Palpably unreasonable conduct "implies a more obvious and manifest breach of duty" than negligence "and imposes a more onerous burden on the plaintiff." Williams v. Phillipsburg, 171 N.J. Super. 278, 286 (App. Div. 1979). No rational factfinder could find that it was palpably unreasonable for the Township not to have removed the tree which caused Conner's tragic death.


1 The "right-of-way" is an approximately fifty-foot span containing a thirty-foot wide street, generally, and a roughly ten-foot area stretching from the curb towards private property lines on either side of the street. Throughout the ten-foot portion of the right-of-way are sidewalks and green planting strips for shade trees.

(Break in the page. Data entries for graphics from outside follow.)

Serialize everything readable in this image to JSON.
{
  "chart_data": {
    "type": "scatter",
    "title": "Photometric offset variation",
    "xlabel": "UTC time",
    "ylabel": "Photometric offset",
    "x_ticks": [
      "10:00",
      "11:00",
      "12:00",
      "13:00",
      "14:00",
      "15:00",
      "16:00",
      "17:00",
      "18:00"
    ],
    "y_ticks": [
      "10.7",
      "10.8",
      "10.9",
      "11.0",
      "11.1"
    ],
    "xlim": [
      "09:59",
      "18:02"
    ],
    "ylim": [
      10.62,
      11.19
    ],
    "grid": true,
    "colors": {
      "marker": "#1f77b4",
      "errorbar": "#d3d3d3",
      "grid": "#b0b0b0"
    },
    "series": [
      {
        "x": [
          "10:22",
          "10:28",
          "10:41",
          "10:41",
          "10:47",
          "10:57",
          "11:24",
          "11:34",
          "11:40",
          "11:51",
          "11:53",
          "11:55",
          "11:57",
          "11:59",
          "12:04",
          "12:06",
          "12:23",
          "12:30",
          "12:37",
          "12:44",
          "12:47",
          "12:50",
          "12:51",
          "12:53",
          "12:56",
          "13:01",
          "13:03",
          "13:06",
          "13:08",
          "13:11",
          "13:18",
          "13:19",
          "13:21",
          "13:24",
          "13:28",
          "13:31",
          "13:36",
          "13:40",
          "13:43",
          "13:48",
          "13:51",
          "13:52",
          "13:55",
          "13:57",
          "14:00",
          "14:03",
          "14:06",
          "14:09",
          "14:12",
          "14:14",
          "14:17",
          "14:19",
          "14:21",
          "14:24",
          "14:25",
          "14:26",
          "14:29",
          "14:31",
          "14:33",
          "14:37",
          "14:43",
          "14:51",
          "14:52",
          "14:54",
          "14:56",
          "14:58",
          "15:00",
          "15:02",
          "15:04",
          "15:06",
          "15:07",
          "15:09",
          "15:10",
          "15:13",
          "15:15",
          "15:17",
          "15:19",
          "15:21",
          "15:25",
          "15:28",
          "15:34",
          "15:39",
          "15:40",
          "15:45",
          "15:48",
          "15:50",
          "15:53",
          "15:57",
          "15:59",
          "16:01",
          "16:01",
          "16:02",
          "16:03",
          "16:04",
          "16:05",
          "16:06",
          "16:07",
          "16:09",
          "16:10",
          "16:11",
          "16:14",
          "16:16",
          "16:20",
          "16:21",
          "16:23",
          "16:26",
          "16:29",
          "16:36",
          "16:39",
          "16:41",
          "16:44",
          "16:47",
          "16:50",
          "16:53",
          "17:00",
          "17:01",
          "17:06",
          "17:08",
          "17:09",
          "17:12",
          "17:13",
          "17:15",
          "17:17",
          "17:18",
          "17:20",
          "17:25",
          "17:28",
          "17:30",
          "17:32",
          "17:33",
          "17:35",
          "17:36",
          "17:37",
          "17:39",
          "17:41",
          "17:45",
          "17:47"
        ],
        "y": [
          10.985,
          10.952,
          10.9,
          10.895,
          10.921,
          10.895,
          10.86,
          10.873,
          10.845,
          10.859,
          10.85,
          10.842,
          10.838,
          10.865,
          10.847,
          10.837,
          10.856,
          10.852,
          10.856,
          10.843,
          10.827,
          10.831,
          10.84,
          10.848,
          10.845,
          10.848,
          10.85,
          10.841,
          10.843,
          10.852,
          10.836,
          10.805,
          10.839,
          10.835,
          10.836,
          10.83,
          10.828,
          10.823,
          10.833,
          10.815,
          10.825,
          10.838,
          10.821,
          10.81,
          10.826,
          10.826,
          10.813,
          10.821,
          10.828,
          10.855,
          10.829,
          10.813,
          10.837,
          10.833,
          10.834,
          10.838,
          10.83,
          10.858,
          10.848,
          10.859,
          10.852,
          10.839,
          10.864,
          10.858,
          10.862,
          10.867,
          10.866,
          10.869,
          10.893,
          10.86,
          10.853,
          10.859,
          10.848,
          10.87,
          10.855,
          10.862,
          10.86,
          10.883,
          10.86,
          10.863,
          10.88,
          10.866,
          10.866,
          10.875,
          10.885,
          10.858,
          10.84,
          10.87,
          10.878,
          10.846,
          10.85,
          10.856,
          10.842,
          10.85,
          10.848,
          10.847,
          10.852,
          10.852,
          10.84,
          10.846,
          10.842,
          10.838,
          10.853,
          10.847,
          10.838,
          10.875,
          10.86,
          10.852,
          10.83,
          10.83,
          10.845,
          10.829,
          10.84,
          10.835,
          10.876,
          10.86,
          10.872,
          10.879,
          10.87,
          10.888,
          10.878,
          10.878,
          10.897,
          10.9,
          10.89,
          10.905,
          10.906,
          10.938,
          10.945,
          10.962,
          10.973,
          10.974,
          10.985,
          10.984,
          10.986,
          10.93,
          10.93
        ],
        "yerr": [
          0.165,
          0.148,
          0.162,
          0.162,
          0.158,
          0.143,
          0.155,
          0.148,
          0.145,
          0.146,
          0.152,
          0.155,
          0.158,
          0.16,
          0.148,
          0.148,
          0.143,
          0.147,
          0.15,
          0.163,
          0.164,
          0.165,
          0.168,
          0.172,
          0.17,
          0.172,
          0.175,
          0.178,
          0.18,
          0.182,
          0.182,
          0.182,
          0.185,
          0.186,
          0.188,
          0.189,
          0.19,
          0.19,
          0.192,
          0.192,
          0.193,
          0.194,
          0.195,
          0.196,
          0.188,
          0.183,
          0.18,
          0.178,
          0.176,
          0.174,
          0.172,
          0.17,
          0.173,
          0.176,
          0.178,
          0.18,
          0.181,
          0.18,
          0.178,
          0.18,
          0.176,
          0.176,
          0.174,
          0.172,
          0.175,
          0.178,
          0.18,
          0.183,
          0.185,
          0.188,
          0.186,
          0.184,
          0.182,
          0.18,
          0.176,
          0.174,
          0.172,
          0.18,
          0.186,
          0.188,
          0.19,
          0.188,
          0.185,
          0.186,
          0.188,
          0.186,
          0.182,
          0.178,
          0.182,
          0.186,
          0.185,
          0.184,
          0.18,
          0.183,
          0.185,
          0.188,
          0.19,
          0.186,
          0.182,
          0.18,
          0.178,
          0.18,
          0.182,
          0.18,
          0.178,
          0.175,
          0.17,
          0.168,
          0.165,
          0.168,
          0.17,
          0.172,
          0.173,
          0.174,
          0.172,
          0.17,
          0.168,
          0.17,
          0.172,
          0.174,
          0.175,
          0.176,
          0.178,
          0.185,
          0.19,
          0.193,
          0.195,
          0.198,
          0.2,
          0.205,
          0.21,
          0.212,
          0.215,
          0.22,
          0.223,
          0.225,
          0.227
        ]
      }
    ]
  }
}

2 A community forestry program is established by the Division of Parks and Forestry in the Department of Environmental Protection. N.J.S.A. 13:1L-17.4. Its purpose is to

a. Assist local governments and shade tree commissions in establishing and maintaining community forestry programs and in encouraging persons to engage in appropriate and approved practices with respect to tree management and care;

b. Advise local governments and shade tree commissions in the development and coordination of policies, programs and activities for the promotion of community forestry;

c. Provide grants to local governments and shade tree commissions applying for assistance in the development and implementation of a comprehensive community forestry plan approved pursuant to section 7 of P.L. 1996, c. 135 (C. 13:1L-17.7), to the extent monies are appropriated or otherwise made available therefor;

d. Educate citizens on the importance of trees and forests and their role in the maintenance of a clean and healthy environment;

e. Provide technical assistance, planning and analysis for projects related to community forestry;

f. Provide training assistance to local governments and shade tree commissions regarding community forestry issues such as tree diseases, insect programs and tree planting and maintenance; and

g. Provide volunteer opportunities for the State s citizens and organizations interested in community forestry activities.